Ese día, finalmente recibí una extraña llamada telefónica de un chico.
“Soy amigo de Xi Liju, me llamo Liju del Oeste”, dijo. “¿Para qué lo necesitas?”
Meng hizo una pausa por un momento y luego dijo: "¿Por qué no me llamó?".
"Oh, yo tampoco lo sé. Te llamé a sus espaldas. Quería saber de qué querías hablar con él."
Meng pensó un momento y dijo: "Él también tiene un nombre de usuario, ¿verdad?". Escuchó una risa al otro lado de la línea:
"Sí, hay más de uno. No sé a cuál te refieres específicamente."
"¿Lulu es el niño bueno?" Meng pronunció el nombre casi entre dientes.

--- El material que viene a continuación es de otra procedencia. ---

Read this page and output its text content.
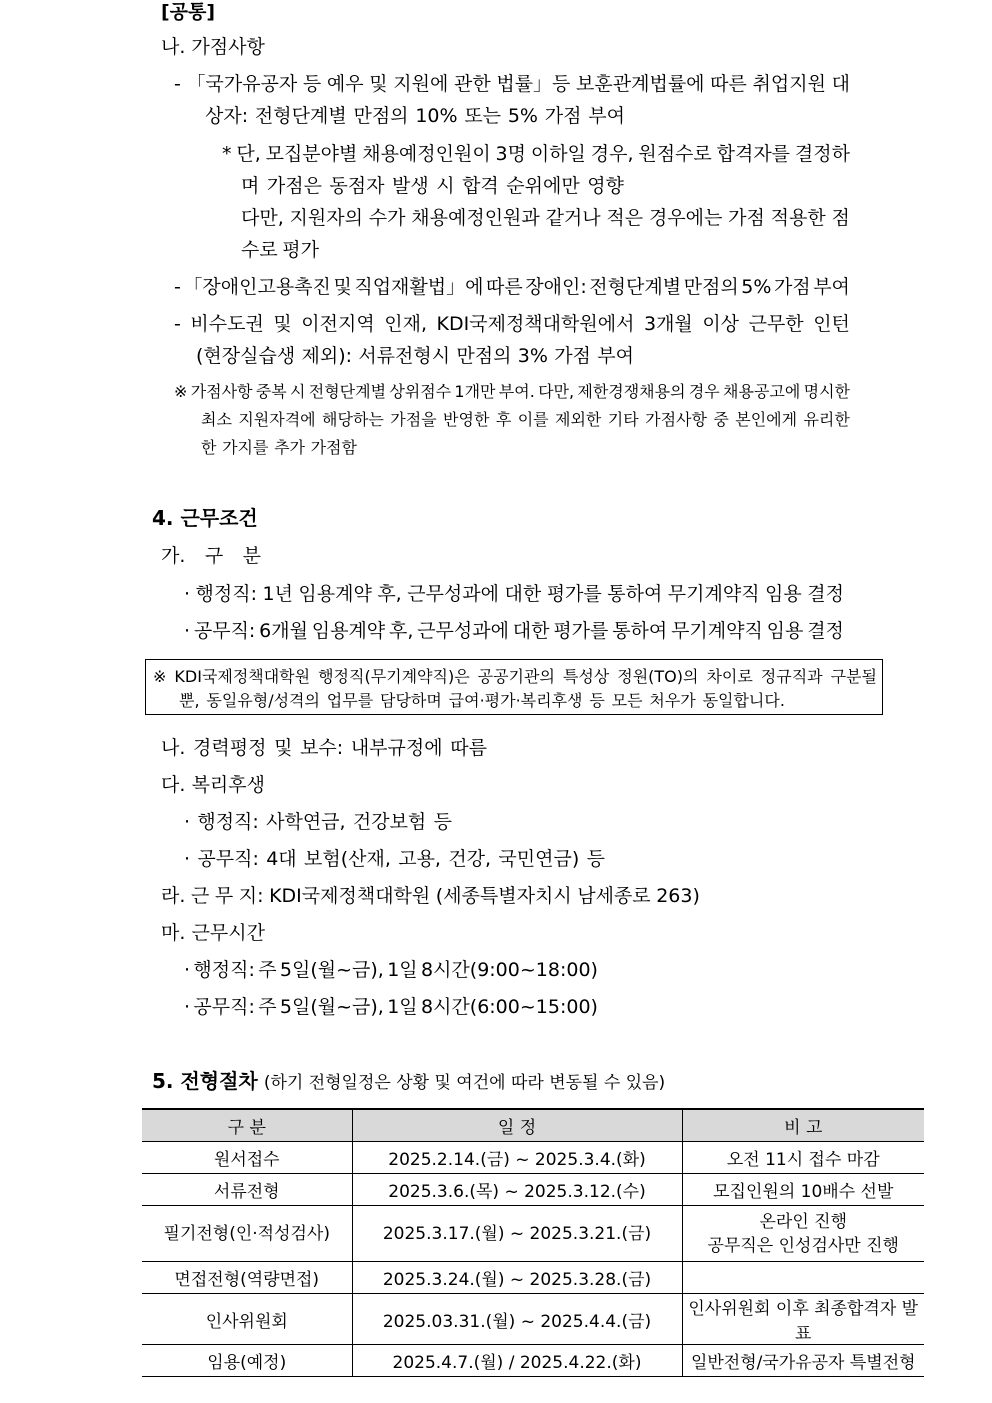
[공통]
나. 가점사항
- 「국가유공자 등 예우 및 지원에 관한 법률」등 보훈관계법률에 따른 취업지원 대
상자: 전형단계별 만점의 10% 또는 5% 가점 부여
* 단, 모집분야별 채용예정인원이 3명 이하일 경우, 원점수로 합격자를 결정하
며 가점은 동점자 발생 시 합격 순위에만 영향
다만, 지원자의 수가 채용예정인원과 같거나 적은 경우에는 가점 적용한 점
수로 평가
- 「장애인고용촉진 및 직업재활법」에 따른 장애인: 전형단계별 만점의 5% 가점 부여
- 비수도권 및 이전지역 인재, KDI국제정책대학원에서 3개월 이상 근무한 인턴
(현장실습생 제외): 서류전형시 만점의 3% 가점 부여
※ 가점사항 중복 시 전형단계별 상위점수 1개만 부여. 다만, 제한경쟁채용의 경우 채용공고에 명시한
최소 지원자격에 해당하는 가점을 반영한 후 이를 제외한 기타 가점사항 중 본인에게 유리한
한 가지를 추가 가점함
4. 근무조건
가. 구 분
· 행정직: 1년 임용계약 후, 근무성과에 대한 평가를 통하여 무기계약직 임용 결정
· 공무직: 6개월 임용계약 후, 근무성과에 대한 평가를 통하여 무기계약직 임용 결정
※ KDI국제정책대학원 행정직(무기계약직)은 공공기관의 특성상 정원(TO)의 차이로 정규직과 구분될
뿐, 동일유형/성격의 업무를 담당하며 급여·평가·복리후생 등 모든 처우가 동일합니다.
나. 경력평정 및 보수: 내부규정에 따름
다. 복리후생
· 행정직: 사학연금, 건강보험 등
· 공무직: 4대 보험(산재, 고용, 건강, 국민연금) 등
라. 근 무 지: KDI국제정책대학원 (세종특별자치시 남세종로 263)
마. 근무시간
· 행정직: 주 5일(월~금), 1일 8시간(9:00~18:00)
· 공무직: 주 5일(월~금), 1일 8시간(6:00~15:00)
5. 전형절차 (하기 전형일정은 상황 및 여건에 따라 변동될 수 있음)
구 분	일 정	비 고
원서접수	2025.2.14.(금) ~ 2025.3.4.(화)	오전 11시 접수 마감
서류전형	2025.3.6.(목) ~ 2025.3.12.(수)	모집인원의 10배수 선발
필기전형(인·적성검사)	2025.3.17.(월) ~ 2025.3.21.(금)	온라인 진행
공무직은 인성검사만 진행

면접전형(역량면접)	2025.3.24.(월) ~ 2025.3.28.(금)	
인사위원회	2025.03.31.(월) ~ 2025.4.4.(금)	인사위원회 이후 최종합격자 발표
임용(예정)	2025.4.7.(월) / 2025.4.22.(화)	일반전형/국가유공자 특별전형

—Sí, es cierto. ¿Cómo lo supiste? Nadie más que yo debería saber esto. La otra persona estaba desconcertada.
Meng dijo fríamente: "¿Por qué no puedo saberlo? ¡Conozco casi todos sus nombres! Quiero preguntarle por qué dejó de ser moderador".
"Oh, ya no podemos conectarnos a internet, nos duelen las manos, y cuando encendemos el ordenador, lo único que vemos es pelo, es horrible, así que..."
"¿La piel de tus manos se está volviendo áspera, como la cáscara de una naranja? ¿Y te duele?"
"Sí, sí, ¿cómo lo supiste? ¿Quién eres?"
Meng se llevó el teléfono a los ojos, lo miró y luego se lo puso en la oreja, diciendo:
"¡Porque yo le obligué a hacerlo!"
"¿Tú? ¿Por qué? Tú..." La sorpresa al otro lado de la línea era palpable.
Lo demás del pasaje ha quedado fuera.